Bancos oficiais salvando bancos particulares… com o dinheiro dos contribuintes!

Luiz Cordioli

Foi assim na Grécia, Islândia, Espanha, Brasil, EUA, Portugal e tantos outros. Só por estes exemplos de um mesmo modelo, em todos estes países, já dá para intuirmos que a briga de verdade não é entre capitalismo e socialismo, ou o que mais queiram.

É entre “banqueirismo” e “pauperismo” tão somente. Ou entre “banditismo governamental” e “passivismo pagante” ou, se preferirem, “pacifismo pagante”. É entre um grupo que cria dinheiro do ar, apenas para acertar as contabilidades, e outro grupo que tem que criar o dinheiro real, via trabalho e produção, para quitar as falsas moedas colocadas em circulação. Quando este último grupo não consegue, chega-se à “crise”. E fica como culpado, porque não conseguiu…

Está correta, pois, a afirmação inicial, mas falta esclarecer, no detalhe, como se faz isto. No Brasil, pouco mais ou pouco menos, agimos assim: os bandidos do governo imprimem títulos da Dívida Pública, sem lastro e sem porquê, vendem-nos e mandam o dinheiro assim obtido para a Caixa, ou o BNDES. E estes, emprestam com longas carências e a juros de pai para filho (da p…), aos capitalistas privatizantes, ao Eikes da vida, até mesmo aos Bradescos da vida…

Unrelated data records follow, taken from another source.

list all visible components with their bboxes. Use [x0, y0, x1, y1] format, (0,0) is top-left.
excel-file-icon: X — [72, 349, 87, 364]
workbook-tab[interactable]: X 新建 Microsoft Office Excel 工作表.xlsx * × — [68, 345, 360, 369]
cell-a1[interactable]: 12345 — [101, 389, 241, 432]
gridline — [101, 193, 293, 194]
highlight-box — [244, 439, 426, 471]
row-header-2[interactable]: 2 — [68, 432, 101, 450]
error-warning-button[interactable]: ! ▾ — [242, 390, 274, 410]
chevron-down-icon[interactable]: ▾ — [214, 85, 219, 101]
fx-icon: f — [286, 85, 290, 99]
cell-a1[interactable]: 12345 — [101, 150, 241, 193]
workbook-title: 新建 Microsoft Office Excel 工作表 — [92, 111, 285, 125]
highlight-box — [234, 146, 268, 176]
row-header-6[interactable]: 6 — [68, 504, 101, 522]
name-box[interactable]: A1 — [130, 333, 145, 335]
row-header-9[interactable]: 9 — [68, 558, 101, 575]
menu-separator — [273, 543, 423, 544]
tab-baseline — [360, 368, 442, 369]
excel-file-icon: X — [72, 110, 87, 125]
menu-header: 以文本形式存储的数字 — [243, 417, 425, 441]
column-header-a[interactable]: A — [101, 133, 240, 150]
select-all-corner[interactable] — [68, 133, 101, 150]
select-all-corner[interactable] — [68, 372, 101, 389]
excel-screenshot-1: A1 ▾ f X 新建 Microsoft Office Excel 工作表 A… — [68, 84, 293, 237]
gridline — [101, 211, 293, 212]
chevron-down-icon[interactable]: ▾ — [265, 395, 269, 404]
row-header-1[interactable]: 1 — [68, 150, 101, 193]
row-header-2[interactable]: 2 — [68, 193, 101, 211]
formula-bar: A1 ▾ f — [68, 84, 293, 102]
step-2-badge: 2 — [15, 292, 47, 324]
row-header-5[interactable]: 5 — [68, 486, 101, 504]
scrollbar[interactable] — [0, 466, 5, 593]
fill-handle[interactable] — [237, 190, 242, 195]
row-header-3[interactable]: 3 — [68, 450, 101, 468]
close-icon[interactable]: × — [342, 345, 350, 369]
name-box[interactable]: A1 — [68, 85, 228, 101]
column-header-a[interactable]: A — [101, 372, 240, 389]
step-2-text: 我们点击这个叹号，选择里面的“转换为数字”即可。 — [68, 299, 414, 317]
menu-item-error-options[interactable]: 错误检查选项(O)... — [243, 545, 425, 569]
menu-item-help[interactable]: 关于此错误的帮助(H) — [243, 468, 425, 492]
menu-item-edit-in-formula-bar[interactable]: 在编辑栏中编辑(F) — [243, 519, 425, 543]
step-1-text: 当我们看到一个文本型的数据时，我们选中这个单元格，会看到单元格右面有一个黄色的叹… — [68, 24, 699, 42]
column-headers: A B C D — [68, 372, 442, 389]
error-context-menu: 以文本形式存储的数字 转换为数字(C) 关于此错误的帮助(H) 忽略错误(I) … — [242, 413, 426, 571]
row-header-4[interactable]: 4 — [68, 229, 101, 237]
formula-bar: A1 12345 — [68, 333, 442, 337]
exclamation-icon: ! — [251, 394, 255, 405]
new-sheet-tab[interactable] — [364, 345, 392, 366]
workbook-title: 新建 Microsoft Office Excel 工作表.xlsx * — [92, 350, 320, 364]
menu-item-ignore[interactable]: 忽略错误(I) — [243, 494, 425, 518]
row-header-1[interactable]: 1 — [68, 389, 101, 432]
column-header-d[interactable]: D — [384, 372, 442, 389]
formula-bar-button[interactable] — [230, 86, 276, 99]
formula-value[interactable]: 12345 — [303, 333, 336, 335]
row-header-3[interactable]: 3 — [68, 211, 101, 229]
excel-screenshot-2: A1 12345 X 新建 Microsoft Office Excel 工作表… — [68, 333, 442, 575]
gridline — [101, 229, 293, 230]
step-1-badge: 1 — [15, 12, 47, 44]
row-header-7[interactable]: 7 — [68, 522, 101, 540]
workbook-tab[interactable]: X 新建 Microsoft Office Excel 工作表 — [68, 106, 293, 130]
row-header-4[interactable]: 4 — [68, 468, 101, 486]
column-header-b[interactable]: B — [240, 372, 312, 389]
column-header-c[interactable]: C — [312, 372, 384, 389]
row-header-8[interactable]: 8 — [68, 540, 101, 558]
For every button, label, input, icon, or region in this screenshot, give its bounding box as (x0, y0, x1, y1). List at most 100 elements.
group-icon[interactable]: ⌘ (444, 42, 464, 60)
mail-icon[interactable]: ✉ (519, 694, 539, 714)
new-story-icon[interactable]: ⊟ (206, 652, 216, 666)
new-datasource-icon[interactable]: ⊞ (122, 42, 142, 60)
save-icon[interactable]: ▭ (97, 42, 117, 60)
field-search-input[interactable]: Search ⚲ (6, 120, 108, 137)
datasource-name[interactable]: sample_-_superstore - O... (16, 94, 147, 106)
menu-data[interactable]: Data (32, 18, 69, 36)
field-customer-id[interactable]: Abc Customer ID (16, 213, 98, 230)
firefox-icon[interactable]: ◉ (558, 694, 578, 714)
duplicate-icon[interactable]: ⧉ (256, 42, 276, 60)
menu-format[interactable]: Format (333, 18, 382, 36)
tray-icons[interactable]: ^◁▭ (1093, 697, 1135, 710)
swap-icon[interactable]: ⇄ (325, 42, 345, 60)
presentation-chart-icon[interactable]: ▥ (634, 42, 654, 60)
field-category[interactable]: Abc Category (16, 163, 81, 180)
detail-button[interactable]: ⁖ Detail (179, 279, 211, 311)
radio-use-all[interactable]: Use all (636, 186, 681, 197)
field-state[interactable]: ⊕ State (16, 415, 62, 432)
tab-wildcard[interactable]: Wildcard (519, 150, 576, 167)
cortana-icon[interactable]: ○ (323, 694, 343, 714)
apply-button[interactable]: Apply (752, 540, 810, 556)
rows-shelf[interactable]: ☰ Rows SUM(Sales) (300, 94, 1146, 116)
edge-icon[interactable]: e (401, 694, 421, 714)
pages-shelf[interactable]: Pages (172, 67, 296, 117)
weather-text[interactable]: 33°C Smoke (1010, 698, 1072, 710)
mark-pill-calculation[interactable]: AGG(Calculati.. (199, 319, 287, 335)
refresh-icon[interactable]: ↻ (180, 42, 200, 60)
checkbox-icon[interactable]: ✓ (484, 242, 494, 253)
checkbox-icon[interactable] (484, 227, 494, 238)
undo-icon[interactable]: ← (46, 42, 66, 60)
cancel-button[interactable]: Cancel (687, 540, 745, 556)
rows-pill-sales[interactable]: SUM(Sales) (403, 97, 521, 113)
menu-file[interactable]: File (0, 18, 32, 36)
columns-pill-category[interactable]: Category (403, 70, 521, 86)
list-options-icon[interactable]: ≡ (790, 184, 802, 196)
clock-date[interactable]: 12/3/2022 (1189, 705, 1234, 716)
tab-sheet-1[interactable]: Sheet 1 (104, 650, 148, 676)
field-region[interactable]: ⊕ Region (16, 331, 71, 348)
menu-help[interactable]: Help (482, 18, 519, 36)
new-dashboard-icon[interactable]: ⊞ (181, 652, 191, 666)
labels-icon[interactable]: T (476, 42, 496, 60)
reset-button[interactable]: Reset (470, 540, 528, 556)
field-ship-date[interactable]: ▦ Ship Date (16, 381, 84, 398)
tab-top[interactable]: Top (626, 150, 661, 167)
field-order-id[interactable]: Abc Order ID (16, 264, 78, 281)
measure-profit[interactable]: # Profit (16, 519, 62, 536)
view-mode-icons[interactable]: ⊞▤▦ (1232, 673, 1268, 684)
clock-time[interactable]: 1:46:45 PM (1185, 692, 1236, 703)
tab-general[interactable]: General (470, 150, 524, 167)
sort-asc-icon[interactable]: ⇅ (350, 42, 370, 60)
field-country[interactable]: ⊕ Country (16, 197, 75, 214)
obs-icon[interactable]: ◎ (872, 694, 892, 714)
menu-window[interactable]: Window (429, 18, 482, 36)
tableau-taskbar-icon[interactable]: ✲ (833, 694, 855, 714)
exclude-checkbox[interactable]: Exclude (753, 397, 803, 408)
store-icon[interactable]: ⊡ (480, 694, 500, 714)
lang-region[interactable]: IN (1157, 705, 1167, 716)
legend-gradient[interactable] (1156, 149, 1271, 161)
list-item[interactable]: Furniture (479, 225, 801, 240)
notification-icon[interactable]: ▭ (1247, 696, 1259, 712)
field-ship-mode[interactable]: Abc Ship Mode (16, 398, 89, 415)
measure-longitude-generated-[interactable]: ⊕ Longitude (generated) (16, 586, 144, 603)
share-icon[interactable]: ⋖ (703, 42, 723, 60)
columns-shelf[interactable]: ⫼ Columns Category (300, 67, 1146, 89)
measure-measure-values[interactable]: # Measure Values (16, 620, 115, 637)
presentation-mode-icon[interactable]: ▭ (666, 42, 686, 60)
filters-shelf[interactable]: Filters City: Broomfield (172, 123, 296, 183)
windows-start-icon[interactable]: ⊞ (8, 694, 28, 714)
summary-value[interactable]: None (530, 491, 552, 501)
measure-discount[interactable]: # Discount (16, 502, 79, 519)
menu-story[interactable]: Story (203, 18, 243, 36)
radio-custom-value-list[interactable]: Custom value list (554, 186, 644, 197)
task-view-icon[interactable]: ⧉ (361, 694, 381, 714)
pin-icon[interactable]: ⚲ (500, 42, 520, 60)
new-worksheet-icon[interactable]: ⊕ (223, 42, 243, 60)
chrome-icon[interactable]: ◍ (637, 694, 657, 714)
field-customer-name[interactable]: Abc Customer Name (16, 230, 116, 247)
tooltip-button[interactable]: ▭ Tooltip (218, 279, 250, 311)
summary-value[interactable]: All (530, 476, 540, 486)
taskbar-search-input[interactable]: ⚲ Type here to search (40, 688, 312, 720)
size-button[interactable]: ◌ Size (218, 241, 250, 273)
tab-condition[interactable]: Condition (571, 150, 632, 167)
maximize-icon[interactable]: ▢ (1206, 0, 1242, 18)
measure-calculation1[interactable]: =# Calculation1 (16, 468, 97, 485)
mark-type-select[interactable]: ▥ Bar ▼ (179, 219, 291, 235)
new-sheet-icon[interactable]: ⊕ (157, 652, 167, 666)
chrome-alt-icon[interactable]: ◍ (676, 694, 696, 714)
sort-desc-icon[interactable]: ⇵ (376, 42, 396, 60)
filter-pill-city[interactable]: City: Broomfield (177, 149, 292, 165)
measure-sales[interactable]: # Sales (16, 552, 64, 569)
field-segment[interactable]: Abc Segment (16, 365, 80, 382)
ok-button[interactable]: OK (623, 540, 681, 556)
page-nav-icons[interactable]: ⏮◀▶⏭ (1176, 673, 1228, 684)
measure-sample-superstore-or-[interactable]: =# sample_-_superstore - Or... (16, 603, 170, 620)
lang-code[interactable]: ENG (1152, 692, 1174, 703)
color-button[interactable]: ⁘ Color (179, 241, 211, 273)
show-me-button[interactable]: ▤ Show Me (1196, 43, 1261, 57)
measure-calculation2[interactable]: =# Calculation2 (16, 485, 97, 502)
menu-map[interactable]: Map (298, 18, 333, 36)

Esses beneficiados pagam 6% de juros pela TJLP (Taxa de Juros de Longo Prazo), com longo prazo de carência, enquanto os títulos são remunerados a 8,5%, ou mais do que isto, pagos pela patuléia, sem saber nada de nada.
Vejam o “case” do roubo dos aeroportos, quero dizer, da privatização dos aeroportos, em números redondos: o governo, dono e vendedor, estimou em 5 bilhões o valor deles.

Os picaretas compradores “pagaram” 25 bilhões. Lucro excepcional, dirão, de 20 bilhões, certo? Errado! Porque há um detalhe submerso e não destacado: 80% dos R$ 25 bilhões serão financiados pelo BNDES (a saber, R$ 20 bilhões!), com longas carências e juros lá embaixo, cobertos por títulos do mesmo valor, que nós pagaremos “na marra”, via impostos, querendo ou não.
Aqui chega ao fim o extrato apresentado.